Chromosomal abnormalities were observed in SMMCI patients. Aughton et al.14 and Dolan et al.15 observed in SMMCI patients there was an omission of parts of 18p associated with mutation of the SHH gene. The occurrence of single central incisor could be due to the union of two adjacent teeth or agenesis of a tooth bud. The mechanism of the fusion is still uncertain, but it was believed that the critical nonexistence or reduction in lateral growth from the median line lead to the untimely union of the epithelial lamina.16 As mentioned, SMMCI can occur as a sequestered finding, or it could be connected with a series of median line defects in the body involving autosomal dominant holoprosencephaly and growth retardation.17 Becktor et al. assessed the maxillary growth in 11 patients with SMMCI and found that the anterior portion to incisive foramen on the median intermaxillary suture was affected, but the maxilla had normal horizontal and vertical growth.18,19 Kjaer et al. evaluated the craniofacial morphology of SMMCI patients and observed there is an alteration in the sella turcica, small anterior cranial base, a short retrognathic, and posteriorly inclined mandible were evident in five patients. And these patients had characteristics, such as complete or incomplete midpalatal ridge, deviated nasal septum with nasal obstruction, and lack of frenum in the upper lip. This unblocks us that generally, SMMCI is associated with many median line and craniofacial deformities.

Early diagnosis of such condition is possible that is even before birth during routine midtrimester ultrasound, soon after the birth by a neonatologist by checking the head circumference, eyes, nose, or by a pediatric dentist at 8 months during the eruption of a primary central incisor or between 1 and 9 years of age on a routine dental examination.17,20

As soon as the diagnosis is made, it is mandatory that the child should be tested by a multidisciplinary healthcare crew along with long-term comprehensive care. It is also important to attend to the patient being it any kind; the patient has to be approached holistically.
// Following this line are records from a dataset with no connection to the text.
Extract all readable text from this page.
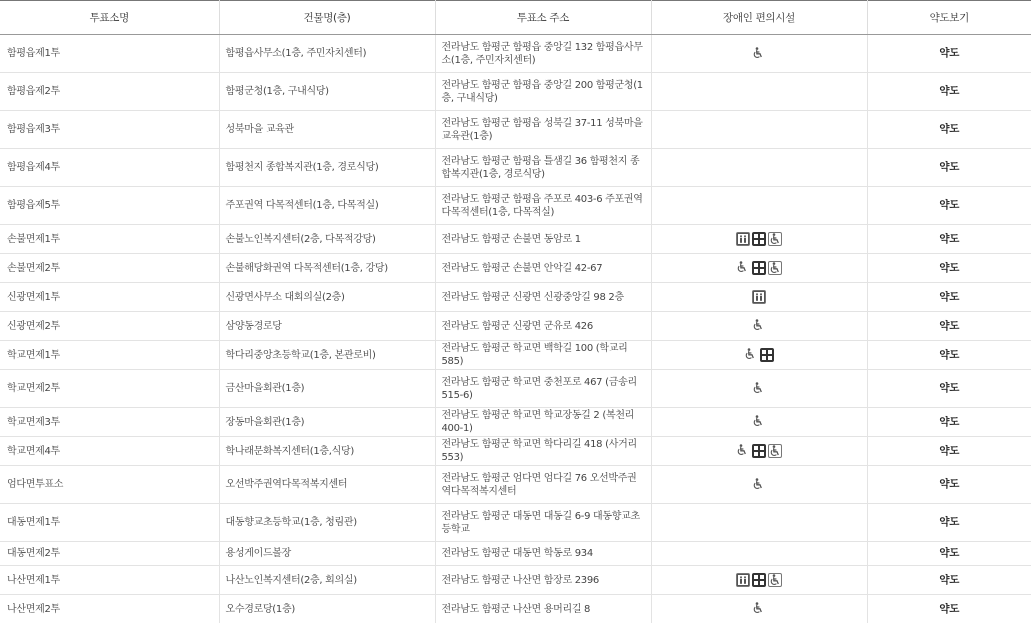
투표소명	건물명(층)	투표소 주소	장애인 편의시설	약도보기
함평읍제1투	함평읍사무소(1층, 주민자치센터)	전라남도 함평군 함평읍 중앙길 132 함평읍사무소(1층, 주민자치센터)		약도
함평읍제2투	함평군청(1층, 구내식당)	전라남도 함평군 함평읍 중앙길 200 함평군청(1층, 구내식당)		약도
함평읍제3투	성북마을 교육관	전라남도 함평군 함평읍 성북길 37-11 성북마을 교육관(1층)		약도
함평읍제4투	함평천지 종합복지관(1층, 경로식당)	전라남도 함평군 함평읍 틀샘길 36 함평천지 종합복지관(1층, 경로식당)		약도
함평읍제5투	주포권역 다목적센터(1층, 다목적실)	전라남도 함평군 함평읍 주포로 403-6 주포권역 다목적센터(1층, 다목적실)		약도
손불면제1투	손불노인복지센터(2층, 다목적강당)	전라남도 함평군 손불면 동암로 1		약도
손불면제2투	손불해당화권역 다목적센터(1층, 강당)	전라남도 함평군 손불면 안악길 42-67		약도
신광면제1투	신광면사무소 대회의실(2층)	전라남도 함평군 신광면 신광중앙길 98 2층		약도
신광면제2투	삼양동경로당	전라남도 함평군 신광면 군유로 426		약도
학교면제1투	학다리중앙초등학교(1층, 본관로비)	전라남도 함평군 학교면 백학길 100 (학교리585)		약도
학교면제2투	금산마을회관(1층)	전라남도 함평군 학교면 중천포로 467 (금송리 515-6)		약도
학교면제3투	장동마을회관(1층)	전라남도 함평군 학교면 학교장동길 2 (복천리400-1)		약도
학교면제4투	학나래문화복지센터(1층,식당)	전라남도 함평군 학교면 학다리길 418 (사거리553)		약도
엄다면투표소	오선박주권역다목적복지센터	전라남도 함평군 엄다면 엄다길 76 오선박주권역다목적복지센터		약도
대동면제1투	대동향교초등학교(1층, 청림관)	전라남도 함평군 대동면 대동길 6-9 대동향교초등학교		약도
대동면제2투	용성게이드볼장	전라남도 함평군 대동면 학동로 934		약도
나산면제1투	나산노인복지센터(2층, 회의실)	전라남도 함평군 나산면 함장로 2396		약도
나산면제2투	오수경로당(1층)	전라남도 함평군 나산면 용머리길 8		약도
If there is any doubt in clinical situations, elect for further investigations for early detection with strong evidence-based decisions, and whenever necessary, it has to be managed with a multidisciplinary approach with a long-lasting follow-up for a healthier life.

Clinical significance

This case report has a phenomenal clinical significance under the perception of early diagnosis and the importance of the role of healthcare teams like pediatric dentists, physicians, pediatricians, speech therapists, psychologists, and geneticists in the management of SMMCI syndrome patients.

CONCLUSION

The multidisciplinary team effort in diagnosing the syndrome resulted in parents’ understanding of the child’s associated developmental median line deformities. More importantly, after the psychological evaluation, they were suggested to change the school to a special school for better development of the child.